En todos los lugares de Europa hay mucha competencia, pero en nuestra cultural social, para lograr algo, además de esa competencia leal, vale todo; las estrategias más irrespetuosas son parte del plan de ataque. La trampa es parte del juego. Del deporte ha saltado a la vida social. Se acepta que todos lo harían, porque éste es un país de listos, se alega.
El que manda está ahí, lo tiene casi todo a su alcance y reclama de los subordinados su cuota parte de provecho y pleitesía. Se cuela en la política profesional gente muy servil y ególatra. Se extiende la idea de que es un juego de estrategias de poder del tú o yo, nosotros o vosotros.

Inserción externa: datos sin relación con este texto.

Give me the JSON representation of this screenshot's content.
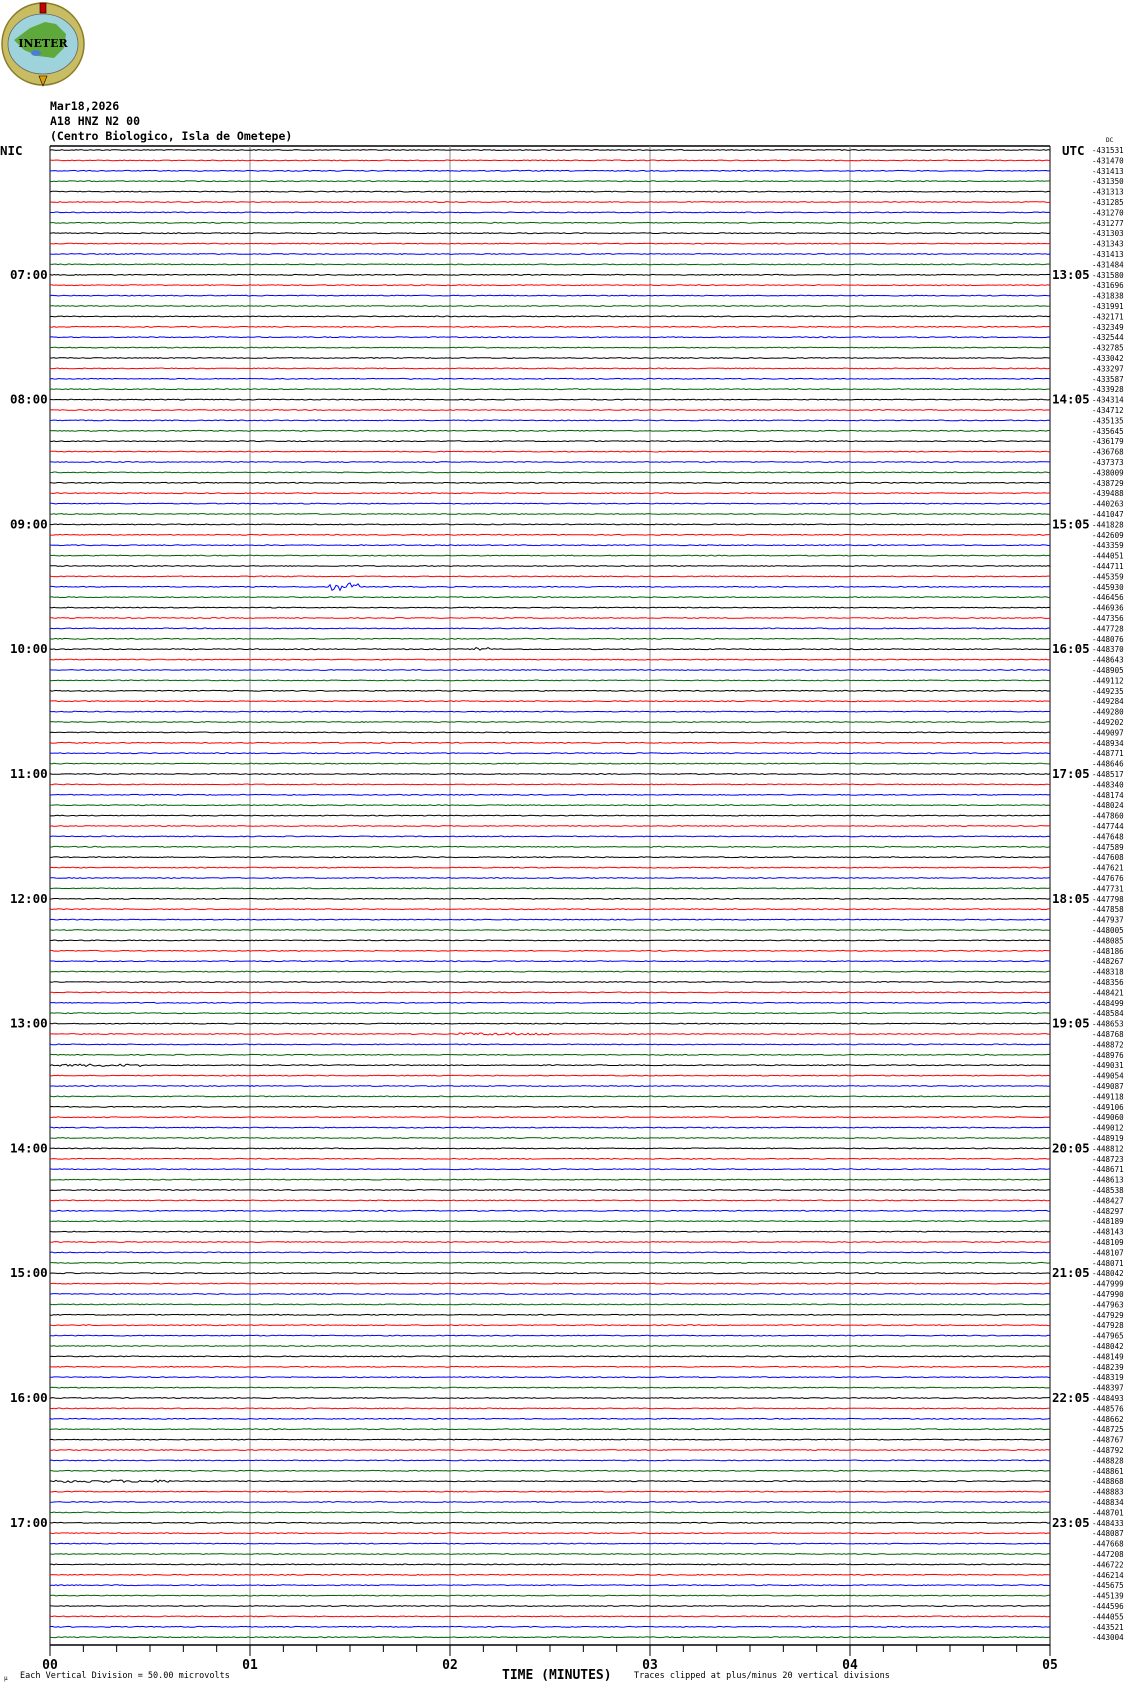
{
  "logo": {
    "text": "INETER"
  },
  "header": {
    "date": "Mar18,2026",
    "channel": "A18 HNZ N2 00",
    "station": "(Centro Biologico, Isla de Ometepe)"
  },
  "chart_data": {
    "type": "line",
    "title": "",
    "left_timezone": "NIC",
    "right_timezone": "UTC",
    "dc_label": "DC",
    "minutes_per_row": 5,
    "row_count": 144,
    "trace_colors": [
      "#000000",
      "#ff0000",
      "#0000ff",
      "#006400"
    ],
    "grid_color": "#888888",
    "left_hour_labels": [
      {
        "row": 12,
        "label": "07:00"
      },
      {
        "row": 24,
        "label": "08:00"
      },
      {
        "row": 36,
        "label": "09:00"
      },
      {
        "row": 48,
        "label": "10:00"
      },
      {
        "row": 60,
        "label": "11:00"
      },
      {
        "row": 72,
        "label": "12:00"
      },
      {
        "row": 84,
        "label": "13:00"
      },
      {
        "row": 96,
        "label": "14:00"
      },
      {
        "row": 108,
        "label": "15:00"
      },
      {
        "row": 120,
        "label": "16:00"
      },
      {
        "row": 132,
        "label": "17:00"
      }
    ],
    "right_hour_labels": [
      {
        "row": 12,
        "label": "13:05"
      },
      {
        "row": 24,
        "label": "14:05"
      },
      {
        "row": 36,
        "label": "15:05"
      },
      {
        "row": 48,
        "label": "16:05"
      },
      {
        "row": 60,
        "label": "17:05"
      },
      {
        "row": 72,
        "label": "18:05"
      },
      {
        "row": 84,
        "label": "19:05"
      },
      {
        "row": 96,
        "label": "20:05"
      },
      {
        "row": 108,
        "label": "21:05"
      },
      {
        "row": 120,
        "label": "22:05"
      },
      {
        "row": 132,
        "label": "23:05"
      }
    ],
    "row_offsets": [
      "-431531",
      "-431470",
      "-431413",
      "-431350",
      "-431313",
      "-431285",
      "-431270",
      "-431277",
      "-431303",
      "-431343",
      "-431413",
      "-431484",
      "-431580",
      "-431696",
      "-431838",
      "-431991",
      "-432171",
      "-432349",
      "-432544",
      "-432785",
      "-433042",
      "-433297",
      "-433587",
      "-433928",
      "-434314",
      "-434712",
      "-435135",
      "-435645",
      "-436179",
      "-436768",
      "-437373",
      "-438009",
      "-438729",
      "-439488",
      "-440263",
      "-441047",
      "-441828",
      "-442609",
      "-443359",
      "-444051",
      "-444711",
      "-445359",
      "-445930",
      "-446456",
      "-446936",
      "-447356",
      "-447728",
      "-448076",
      "-448370",
      "-448643",
      "-448905",
      "-449112",
      "-449235",
      "-449284",
      "-449280",
      "-449202",
      "-449097",
      "-448934",
      "-448771",
      "-448646",
      "-448517",
      "-448340",
      "-448174",
      "-448024",
      "-447860",
      "-447744",
      "-447648",
      "-447589",
      "-447608",
      "-447621",
      "-447676",
      "-447731",
      "-447798",
      "-447858",
      "-447937",
      "-448005",
      "-448085",
      "-448186",
      "-448267",
      "-448318",
      "-448356",
      "-448421",
      "-448499",
      "-448584",
      "-448653",
      "-448768",
      "-448872",
      "-448976",
      "-449031",
      "-449054",
      "-449087",
      "-449118",
      "-449106",
      "-449060",
      "-449012",
      "-448919",
      "-448812",
      "-448723",
      "-448671",
      "-448613",
      "-448538",
      "-448427",
      "-448297",
      "-448189",
      "-448143",
      "-448109",
      "-448107",
      "-448071",
      "-448042",
      "-447999",
      "-447990",
      "-447963",
      "-447929",
      "-447928",
      "-447965",
      "-448042",
      "-448149",
      "-448239",
      "-448319",
      "-448397",
      "-448493",
      "-448576",
      "-448662",
      "-448725",
      "-448767",
      "-448792",
      "-448828",
      "-448861",
      "-448868",
      "-448883",
      "-448834",
      "-448701",
      "-448433",
      "-448087",
      "-447668",
      "-447208",
      "-446722",
      "-446214",
      "-445675",
      "-445139",
      "-444596",
      "-444055",
      "-443521",
      "-443004"
    ],
    "events": [
      {
        "row": 42,
        "start_min": 1.4,
        "end_min": 1.55,
        "amplitude": 8
      },
      {
        "row": 48,
        "start_min": 2.13,
        "end_min": 2.2,
        "amplitude": 4
      },
      {
        "row": 85,
        "start_min": 2.05,
        "end_min": 2.5,
        "amplitude": 2.5
      },
      {
        "row": 88,
        "start_min": 0.05,
        "end_min": 0.45,
        "amplitude": 2.5
      },
      {
        "row": 128,
        "start_min": 0.0,
        "end_min": 0.6,
        "amplitude": 2.5
      }
    ],
    "x_axis": {
      "label": "TIME (MINUTES)",
      "range": [
        0,
        5
      ],
      "tick_labels": [
        "00",
        "01",
        "02",
        "03",
        "04",
        "05"
      ],
      "minor_ticks_per_minute": 6
    },
    "footer": {
      "scale": "Each Vertical Division =   50.00 microvolts",
      "clip_note": "Traces clipped at plus/minus 20 vertical divisions"
    }
  }
}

El resultado es una clase política enfermiza en su egolatría, conspiradora, sin capacidad de autocrítica y de denuncia.
En las estructuras de poder político democrático, tan frágiles, tan nutridas del pasado franquista, tan pilladas muchas autoridades y élites sociales por silencios mutuos, con tanto dinero alrededor y partícipes no pocos de esa cultura pública tramposa, la situación es una bomba de relojería. Desde el rey emérito para abajo, buena parte de la clase política, por acción u omisión, está pillada.
De acuerdo, no todos, pero son tantos que vician al conjunto y lo pervierten. El problema son ellos, pero lo son en la cultura del desprecio a lo público. Cuando lo de todos no es nadie y la trampa es parte del juego político y social, nace una perversión que reglas, leyes y estructuras no consiguen contener.